Entre as desvantagens estão, a maior dificuldade inicial de manuseamento destes conjuntos de casting e a possibilidade, sempre presente, de produzir "cabeleiras", principalmente em lançamentos contra o vento, quando o peso da amostra está mal regulado ou quando sucede um imprevisto no acto do lançamento, o que não acontece no caso dos conjuntos de spinning.

Para linhas de menor diâmetro ou amostras muito leves, o material de spinning continua, no entanto, a ter o seu lugar assegurado. Para cada conjunto de técnicas ou grupos de amostras existe assim, um tipo de equipamento ideal para a sua utilização. As canas mais "genéricas" podem ser suficientemente abrangentes para conseguir eficiência num leque alargado de amostras e técnicas, mas nunca poderão superar a eficácia de uma cana específica.

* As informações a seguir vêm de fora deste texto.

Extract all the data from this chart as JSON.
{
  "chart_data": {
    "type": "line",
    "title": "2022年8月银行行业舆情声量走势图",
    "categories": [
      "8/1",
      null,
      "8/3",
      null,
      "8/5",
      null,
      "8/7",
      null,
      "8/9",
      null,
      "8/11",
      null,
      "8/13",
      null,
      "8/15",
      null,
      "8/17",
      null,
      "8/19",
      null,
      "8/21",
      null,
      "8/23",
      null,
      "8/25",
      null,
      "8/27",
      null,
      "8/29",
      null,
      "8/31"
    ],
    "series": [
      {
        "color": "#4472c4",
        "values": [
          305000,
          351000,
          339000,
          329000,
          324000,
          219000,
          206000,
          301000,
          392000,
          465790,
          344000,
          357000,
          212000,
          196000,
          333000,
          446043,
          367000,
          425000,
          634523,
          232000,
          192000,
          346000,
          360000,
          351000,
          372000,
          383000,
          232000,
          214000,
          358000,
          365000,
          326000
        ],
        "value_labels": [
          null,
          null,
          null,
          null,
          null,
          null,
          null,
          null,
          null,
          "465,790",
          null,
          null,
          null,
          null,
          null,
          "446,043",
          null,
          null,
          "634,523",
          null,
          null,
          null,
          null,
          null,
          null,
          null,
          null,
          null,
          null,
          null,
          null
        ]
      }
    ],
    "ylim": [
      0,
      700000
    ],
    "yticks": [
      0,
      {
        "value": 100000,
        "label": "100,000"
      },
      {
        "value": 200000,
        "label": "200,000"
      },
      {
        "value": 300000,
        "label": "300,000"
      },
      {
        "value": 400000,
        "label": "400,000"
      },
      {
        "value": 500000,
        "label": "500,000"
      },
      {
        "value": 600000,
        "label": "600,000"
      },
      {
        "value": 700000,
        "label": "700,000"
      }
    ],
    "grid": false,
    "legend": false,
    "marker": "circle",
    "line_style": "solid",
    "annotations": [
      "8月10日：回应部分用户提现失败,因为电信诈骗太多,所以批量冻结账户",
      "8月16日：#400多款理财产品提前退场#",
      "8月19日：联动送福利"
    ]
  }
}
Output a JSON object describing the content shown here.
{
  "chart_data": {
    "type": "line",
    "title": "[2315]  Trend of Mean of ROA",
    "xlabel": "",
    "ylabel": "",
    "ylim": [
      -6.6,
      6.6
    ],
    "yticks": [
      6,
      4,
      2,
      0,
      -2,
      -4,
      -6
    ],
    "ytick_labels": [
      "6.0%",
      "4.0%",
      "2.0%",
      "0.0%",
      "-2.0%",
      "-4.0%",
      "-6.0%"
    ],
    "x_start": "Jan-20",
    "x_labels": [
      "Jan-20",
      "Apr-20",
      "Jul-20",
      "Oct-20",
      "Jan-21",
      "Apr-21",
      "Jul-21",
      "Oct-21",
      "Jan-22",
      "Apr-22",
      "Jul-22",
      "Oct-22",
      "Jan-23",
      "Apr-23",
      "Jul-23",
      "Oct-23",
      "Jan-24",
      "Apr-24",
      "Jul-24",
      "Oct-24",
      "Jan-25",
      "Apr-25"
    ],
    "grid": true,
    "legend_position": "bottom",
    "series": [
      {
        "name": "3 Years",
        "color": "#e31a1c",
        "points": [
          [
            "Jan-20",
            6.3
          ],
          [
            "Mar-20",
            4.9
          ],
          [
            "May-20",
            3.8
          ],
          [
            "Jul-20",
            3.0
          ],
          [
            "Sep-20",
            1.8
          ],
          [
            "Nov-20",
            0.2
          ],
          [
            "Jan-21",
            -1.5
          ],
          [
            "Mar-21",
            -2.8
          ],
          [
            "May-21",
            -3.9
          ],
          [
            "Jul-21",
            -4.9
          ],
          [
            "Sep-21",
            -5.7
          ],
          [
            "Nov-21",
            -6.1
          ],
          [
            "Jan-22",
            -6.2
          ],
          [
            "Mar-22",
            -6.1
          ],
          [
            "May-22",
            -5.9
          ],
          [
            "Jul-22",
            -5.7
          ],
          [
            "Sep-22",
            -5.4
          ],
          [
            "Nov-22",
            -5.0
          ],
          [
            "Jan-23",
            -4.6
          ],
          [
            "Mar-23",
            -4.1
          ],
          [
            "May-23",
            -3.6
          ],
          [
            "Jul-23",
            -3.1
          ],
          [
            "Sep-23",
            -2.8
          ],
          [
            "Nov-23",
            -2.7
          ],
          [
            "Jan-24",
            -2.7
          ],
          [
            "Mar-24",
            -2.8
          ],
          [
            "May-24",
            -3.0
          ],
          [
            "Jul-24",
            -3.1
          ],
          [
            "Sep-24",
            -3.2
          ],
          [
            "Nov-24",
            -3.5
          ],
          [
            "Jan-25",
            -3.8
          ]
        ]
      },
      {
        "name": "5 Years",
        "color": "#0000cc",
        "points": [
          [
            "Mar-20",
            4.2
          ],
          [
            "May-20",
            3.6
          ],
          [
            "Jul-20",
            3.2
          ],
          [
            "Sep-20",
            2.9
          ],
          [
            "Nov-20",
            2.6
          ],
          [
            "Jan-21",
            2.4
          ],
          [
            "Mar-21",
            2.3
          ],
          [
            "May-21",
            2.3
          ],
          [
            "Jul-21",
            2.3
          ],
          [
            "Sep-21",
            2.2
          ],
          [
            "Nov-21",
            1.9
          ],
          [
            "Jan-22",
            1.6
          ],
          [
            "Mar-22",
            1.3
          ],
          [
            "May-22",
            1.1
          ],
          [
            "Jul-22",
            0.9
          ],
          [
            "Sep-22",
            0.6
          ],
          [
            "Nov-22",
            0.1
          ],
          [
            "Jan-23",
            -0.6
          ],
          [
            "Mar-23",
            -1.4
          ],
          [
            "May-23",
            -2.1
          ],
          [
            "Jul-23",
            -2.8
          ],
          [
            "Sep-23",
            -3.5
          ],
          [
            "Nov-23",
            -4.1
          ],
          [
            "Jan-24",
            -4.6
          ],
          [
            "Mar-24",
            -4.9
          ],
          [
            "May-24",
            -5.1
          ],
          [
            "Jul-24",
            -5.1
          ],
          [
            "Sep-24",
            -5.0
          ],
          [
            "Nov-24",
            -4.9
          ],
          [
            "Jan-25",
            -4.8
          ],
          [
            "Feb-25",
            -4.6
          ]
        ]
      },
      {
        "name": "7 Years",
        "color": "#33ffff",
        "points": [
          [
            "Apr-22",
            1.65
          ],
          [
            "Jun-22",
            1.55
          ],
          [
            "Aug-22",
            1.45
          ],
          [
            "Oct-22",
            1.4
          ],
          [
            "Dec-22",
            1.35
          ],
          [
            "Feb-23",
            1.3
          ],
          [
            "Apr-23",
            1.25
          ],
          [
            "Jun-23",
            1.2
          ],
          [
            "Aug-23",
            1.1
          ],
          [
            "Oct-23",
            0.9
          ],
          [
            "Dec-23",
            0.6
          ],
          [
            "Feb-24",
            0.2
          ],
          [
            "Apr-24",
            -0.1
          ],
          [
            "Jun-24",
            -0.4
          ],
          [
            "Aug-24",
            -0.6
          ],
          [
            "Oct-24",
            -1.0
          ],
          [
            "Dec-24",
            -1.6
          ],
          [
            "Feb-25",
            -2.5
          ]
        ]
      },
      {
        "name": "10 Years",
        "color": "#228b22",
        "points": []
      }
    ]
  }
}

Canas para barco ou margem?

Embora, no essencial, o equipamento utilizado na pesca embarcada seja o mesmo da pesca de margem, a limitação de transporte que os pescadores de margem possuem, obriga à selecção de 1 ou 2 conjuntos mais genéricos que possam cobrir a maior parte das situações e possibilitem a utilização de um leque mais ou menos alargado de soluções.
Claro que essa selecção depende de vários factores, como as características da massa de água onde decorre a jornada de pesca (tipo de estruturas e coberturas mais abundantes), do peso médio dos Achigãs da mesma e até, eventualmente, da época do ano. Todos esses factores influenciam o tipo de técnicas e amostras a utilizar e consequentemente o tipo de equipamento a seleccionar.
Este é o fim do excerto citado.